RADARSEMARANG.ID - Kasus dugaan gratifikasi jet pribadi yang melibatkan Kaesang Pangarep terus menjadi sorotan publik.
Kaesang dan istrinya, Erina Gudono, diduga menggunakan jet pribadi Gulfstream G650 saat berlibur ke Amerika Serikat.
Pada akhirnya kasus tersebut membuat Kaesang terlibat ke dugaan gratifikasi jet pribadi hingga menyeret nama Pemkot Solo.

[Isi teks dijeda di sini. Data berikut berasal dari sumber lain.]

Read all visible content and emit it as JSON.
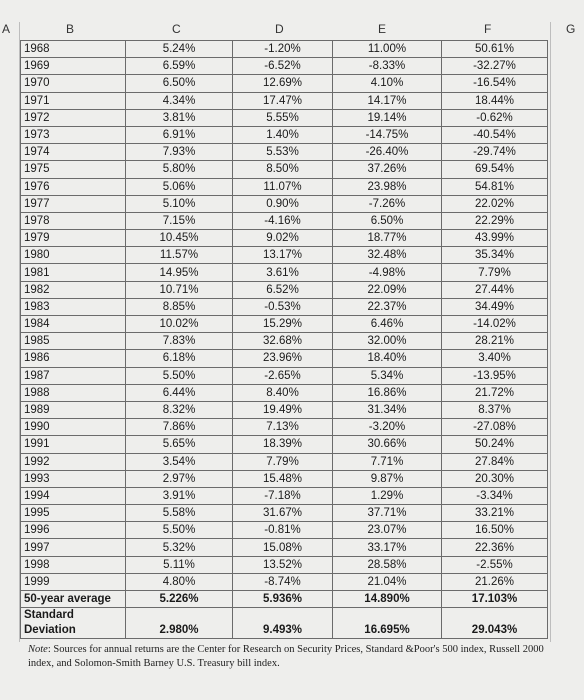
{
  "columns": [
    "A",
    "B",
    "C",
    "D",
    "E",
    "F",
    "G"
  ],
  "rows": [
    [
      "1968",
      "5.24%",
      "-1.20%",
      "11.00%",
      "50.61%"
    ],
    [
      "1969",
      "6.59%",
      "-6.52%",
      "-8.33%",
      "-32.27%"
    ],
    [
      "1970",
      "6.50%",
      "12.69%",
      "4.10%",
      "-16.54%"
    ],
    [
      "1971",
      "4.34%",
      "17.47%",
      "14.17%",
      "18.44%"
    ],
    [
      "1972",
      "3.81%",
      "5.55%",
      "19.14%",
      "-0.62%"
    ],
    [
      "1973",
      "6.91%",
      "1.40%",
      "-14.75%",
      "-40.54%"
    ],
    [
      "1974",
      "7.93%",
      "5.53%",
      "-26.40%",
      "-29.74%"
    ],
    [
      "1975",
      "5.80%",
      "8.50%",
      "37.26%",
      "69.54%"
    ],
    [
      "1976",
      "5.06%",
      "11.07%",
      "23.98%",
      "54.81%"
    ],
    [
      "1977",
      "5.10%",
      "0.90%",
      "-7.26%",
      "22.02%"
    ],
    [
      "1978",
      "7.15%",
      "-4.16%",
      "6.50%",
      "22.29%"
    ],
    [
      "1979",
      "10.45%",
      "9.02%",
      "18.77%",
      "43.99%"
    ],
    [
      "1980",
      "11.57%",
      "13.17%",
      "32.48%",
      "35.34%"
    ],
    [
      "1981",
      "14.95%",
      "3.61%",
      "-4.98%",
      "7.79%"
    ],
    [
      "1982",
      "10.71%",
      "6.52%",
      "22.09%",
      "27.44%"
    ],
    [
      "1983",
      "8.85%",
      "-0.53%",
      "22.37%",
      "34.49%"
    ],
    [
      "1984",
      "10.02%",
      "15.29%",
      "6.46%",
      "-14.02%"
    ],
    [
      "1985",
      "7.83%",
      "32.68%",
      "32.00%",
      "28.21%"
    ],
    [
      "1986",
      "6.18%",
      "23.96%",
      "18.40%",
      "3.40%"
    ],
    [
      "1987",
      "5.50%",
      "-2.65%",
      "5.34%",
      "-13.95%"
    ],
    [
      "1988",
      "6.44%",
      "8.40%",
      "16.86%",
      "21.72%"
    ],
    [
      "1989",
      "8.32%",
      "19.49%",
      "31.34%",
      "8.37%"
    ],
    [
      "1990",
      "7.86%",
      "7.13%",
      "-3.20%",
      "-27.08%"
    ],
    [
      "1991",
      "5.65%",
      "18.39%",
      "30.66%",
      "50.24%"
    ],
    [
      "1992",
      "3.54%",
      "7.79%",
      "7.71%",
      "27.84%"
    ],
    [
      "1993",
      "2.97%",
      "15.48%",
      "9.87%",
      "20.30%"
    ],
    [
      "1994",
      "3.91%",
      "-7.18%",
      "1.29%",
      "-3.34%"
    ],
    [
      "1995",
      "5.58%",
      "31.67%",
      "37.71%",
      "33.21%"
    ],
    [
      "1996",
      "5.50%",
      "-0.81%",
      "23.07%",
      "16.50%"
    ],
    [
      "1997",
      "5.32%",
      "15.08%",
      "33.17%",
      "22.36%"
    ],
    [
      "1998",
      "5.11%",
      "13.52%",
      "28.58%",
      "-2.55%"
    ],
    [
      "1999",
      "4.80%",
      "-8.74%",
      "21.04%",
      "21.26%"
    ]
  ],
  "average": {
    "label": "50-year average",
    "c": "5.226%",
    "d": "5.936%",
    "e": "14.890%",
    "f": "17.103%"
  },
  "stddev": {
    "label_line1": "Standard",
    "label_line2": "Deviation",
    "c": "2.980%",
    "d": "9.493%",
    "e": "16.695%",
    "f": "29.043%"
  },
  "note": {
    "prefix": "Note",
    "text": ": Sources for annual returns are the Center for Research on Security Prices, Standard &Poor's 500 index, Russell 2000 index, and Solomon-Smith Barney U.S. Treasury bill index."
  }
}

Jet pribadi Gulfstream G650 ini dikabarkan berkaitan dengan perusahaan Garena Online, anak usaha SEA Limited yang menaungi Shopee.
Dikabarkan selanjutnya, Pemkot Solo yang juga disebut dalam kasus ini setelah adanya aduan dari Masyarakat Anti Korupsi Indonesia (MAKI).
Melalui koordinator MAKI, Boyamin, melaporkan ke KPK atas dugaan gratifikasi jet pribadi Kaesang Pangarep.
Boyamin melaporkan adanya kerjasama antara Pemerintah Kota Solo dan PT Shopee Indonesia pada tahun 2021.
Saat itu, kakak Kaesang Pangarep, yakni Gibran Rakabuming Raka yang menjabat sebagai Wali Kota Solo.
Menanggapi hal tersebut, Wali Kota Solo saat ini, Teguh Prakosa buka suara untuk memberikan klarifikasi.
Teguh menyatakan bahwa kolaborasi antara Pemkot Solo dan PT Shopee Internasional Indonesia hanya terbatas pada pemanfaatan lahan aset pemerintah daerah.
Dalam hal ini, Shoppe mendirikan kantor di atas lahan yang dimiliki oleh pemerintah kota, dan perjanjian mengenai hal tersebut sudah ada.
Ia juga menegaskan bahwa semua perjanjian kerja sama dilakukan oleh Gibran Rakabuming Raka saat menjabat sebagai Wali Kota Solo.
“Kerja sama dengan Shoppe itu kan hanya dalam hal pemanfaatan lahan pemkot. Jadi mereka membangun kantor di lahan milik pemkot. Itu sudah ada perjanjiannya,” Kata Teguh yang dikutip dari Radar Solo JawaPos.com.
Mengenai rincian kerja sama antara Pemkot Solo dan PT Shoppe Internasional Indonesia, Teguh mengakui ia tidak memiliki informasi yang mendalam.
Hal ini disebabkan oleh fakta bahwa kerja sama tersebut terjadi pada masa kepemimpinan Wali Kota Solo, Gibran Rakabuming Raka.
Teguh menjelaskan "Pada waktu itu, saya (ketika masih menjabat sebagai wakil wali kota) memang tidak terlibat”.
“Namun, jika itu berkaitan dengan hal pribadi (jet pribadi), sebaiknya tidak dihubungkan dengan pemerintah kota," tambahnya.
Menurut Teguh, terdapat bentuk kerja sama dengan pihak ketiga lainnya seperti yang terjadi di Solo Safari, Solo Technopark, dan Pedaringan.
Ia menjelaskan bahwa semua hal tersebut merupakan wewenang wali kota pada saat itu, sementara ia masih menjabat sebagai wakil wali kota.